Magazine – Motorcade

2nd June 2023 · Uncategorised

Magazine’s debut album Real Life is one of the defining moments of post-punk. The original Buzzcocks singer tired quickly of the primitive pop that brought us the brilliant Spiral Scratch EP and went off in search of pastures new as early as February 1977.

Those pastures turned out to be populated with a far more diverse fauna and flora than before, as demonstrated by the new band he created.

They included the classically trained composer Bob Dickinson on keyboards and it was he who invested this song – co-written with Devoto – with the spirit of Eric Satie.

From the stately and ominous intro – those keyboards, the stately drum rolls, those slashing power chords – to the urgent thrashing of the central section and back again via McGeoch’s plaintive guitar solo, it’s like a miniature movie.

All of it filled with Devoto’s sinister and dramatic vocals – “In the back of his car / Into the null and void he shoots” – accentuated by his snarling, serpentine stage performance in this clip from the OGWT.

Sadly, it would be Bob Dickinson’s only contribution to Magazine.
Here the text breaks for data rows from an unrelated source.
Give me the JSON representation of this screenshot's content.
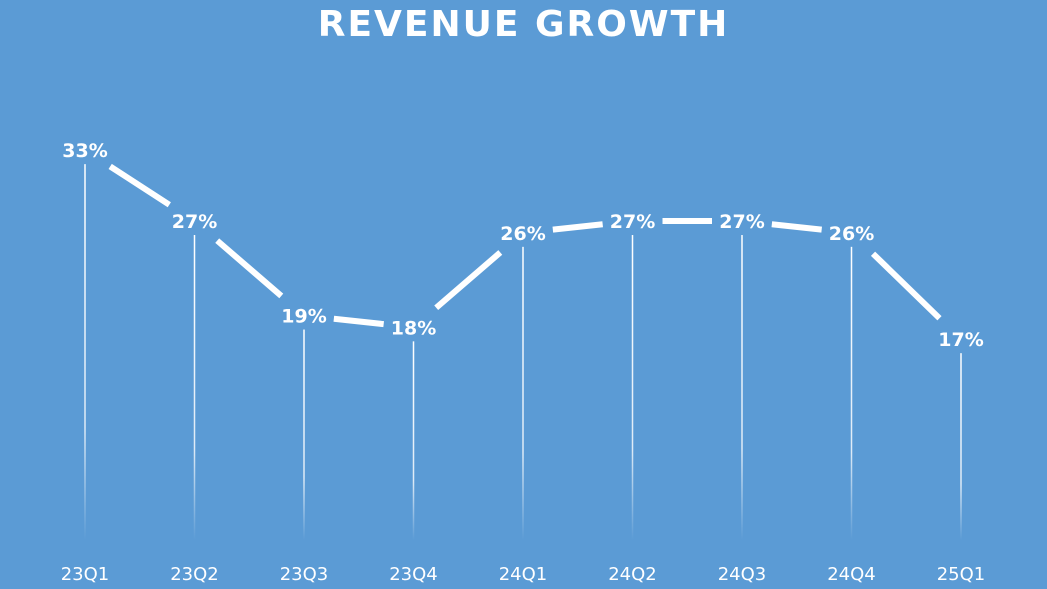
{
  "chart_data": {
    "type": "line",
    "title": "REVENUE GROWTH",
    "categories": [
      "23Q1",
      "23Q2",
      "23Q3",
      "23Q4",
      "24Q1",
      "24Q2",
      "24Q3",
      "24Q4",
      "25Q1"
    ],
    "series": [
      {
        "values": [
          33,
          27,
          19,
          18,
          26,
          27,
          27,
          26,
          17
        ],
        "labels": [
          "33%",
          "27%",
          "19%",
          "18%",
          "26%",
          "27%",
          "27%",
          "26%",
          "17%"
        ]
      }
    ],
    "ylim": [
      0,
      43
    ],
    "grid": false,
    "legend": "none",
    "drop_lines": true,
    "colors": {
      "background": "#5b9bd5",
      "line": "#ffffff",
      "text": "#ffffff"
    }
  }
}
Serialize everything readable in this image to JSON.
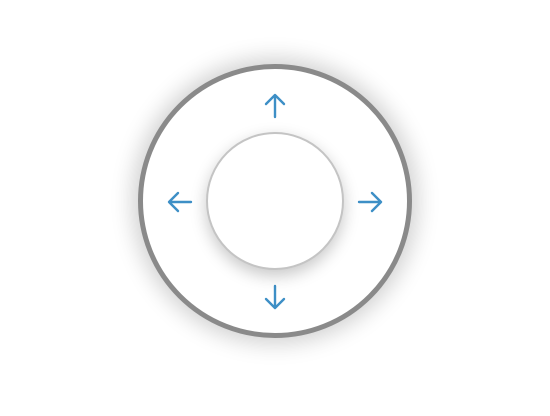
{
  "dpad": {
    "arrow_color": "#3d8fc6",
    "ring_border_color": "#8a8a8a",
    "center_border_color": "#c4c4c4",
    "buttons": {
      "up": {
        "icon": "arrow-up-icon"
      },
      "down": {
        "icon": "arrow-down-icon"
      },
      "left": {
        "icon": "arrow-left-icon"
      },
      "right": {
        "icon": "arrow-right-icon"
      }
    }
  }
}
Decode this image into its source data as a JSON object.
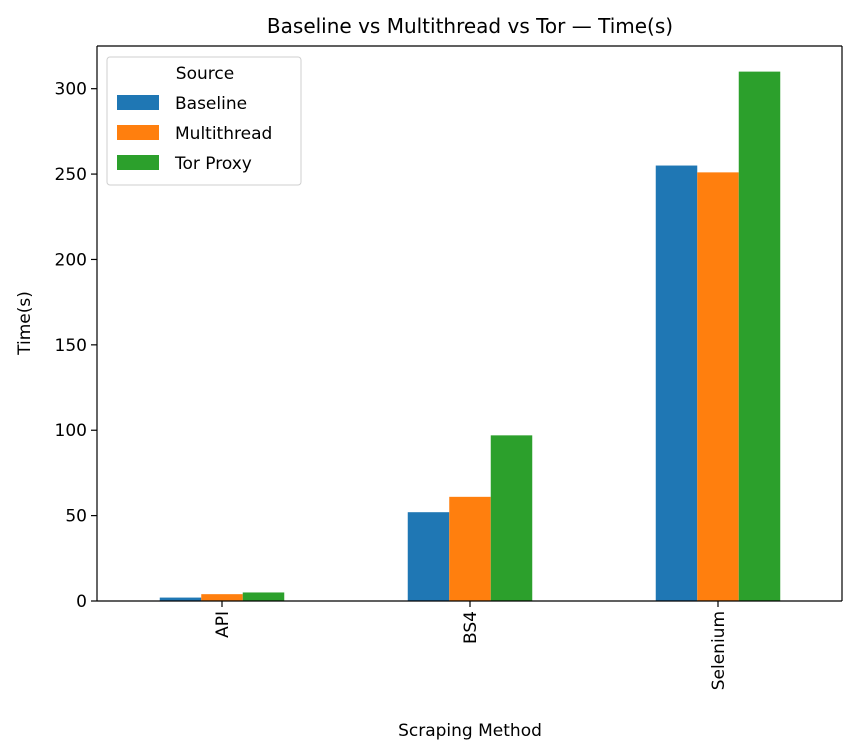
{
  "chart_data": {
    "type": "bar",
    "title": "Baseline vs Multithread vs Tor — Time(s)",
    "xlabel": "Scraping Method",
    "ylabel": "Time(s)",
    "categories": [
      "API",
      "BS4",
      "Selenium"
    ],
    "ylim": [
      0,
      325
    ],
    "yticks": [
      0,
      50,
      100,
      150,
      200,
      250,
      300
    ],
    "legend_title": "Source",
    "legend_position": "top-left",
    "series": [
      {
        "name": "Baseline",
        "values": [
          2,
          52,
          255
        ],
        "color": "#1f77b4"
      },
      {
        "name": "Multithread",
        "values": [
          4,
          61,
          251
        ],
        "color": "#ff7f0e"
      },
      {
        "name": "Tor Proxy",
        "values": [
          5,
          97,
          310
        ],
        "color": "#2ca02c"
      }
    ]
  }
}
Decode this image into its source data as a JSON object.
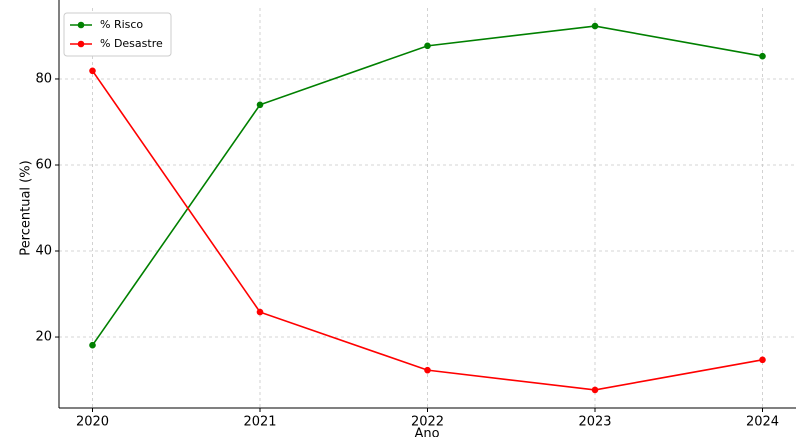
{
  "chart_data": {
    "type": "line",
    "x": [
      2020,
      2021,
      2022,
      2023,
      2024
    ],
    "series": [
      {
        "name": "% Risco",
        "color": "#008000",
        "values": [
          18.1,
          74,
          87.7,
          92.3,
          85.3
        ]
      },
      {
        "name": "% Desastre",
        "color": "#ff0000",
        "values": [
          81.9,
          25.8,
          12.3,
          7.7,
          14.7
        ]
      }
    ],
    "xlim": [
      2019.8,
      2024.2
    ],
    "xticks": [
      2020,
      2021,
      2022,
      2023,
      2024
    ],
    "ylim": [
      3.5,
      96.5
    ],
    "yticks": [
      20,
      40,
      60,
      80
    ],
    "xlabel": "Ano",
    "ylabel": "Percentual (%)",
    "grid": true,
    "legend": "upper left"
  }
}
Having been one of the group’s founder members, he was dismissed without warning before the end of the year.

Devoto invited him back to play with the band at the start of 1978 but by then Dickinson was deep into his postgrad research into electronic music at Keele University and declined the offer.

Most of the Real Life album is co-written by Devoto and guitarist John McGeoch, though the final track (Parade) is by Dickinson’s replacement, Dave Formula, and bassist Barry Adamson.

It’s a great album that has lost none of its appeal, nor its capacity to surprise with its invention, over the 45 years since its release. For me this remains its highlight.

For years the song was interpreted as being about JFK’s assassination but Devoto later said that was never in his mind, and that Motorcade was inspired by an article about “a South American dictator who threw money out of the window of his limousine.”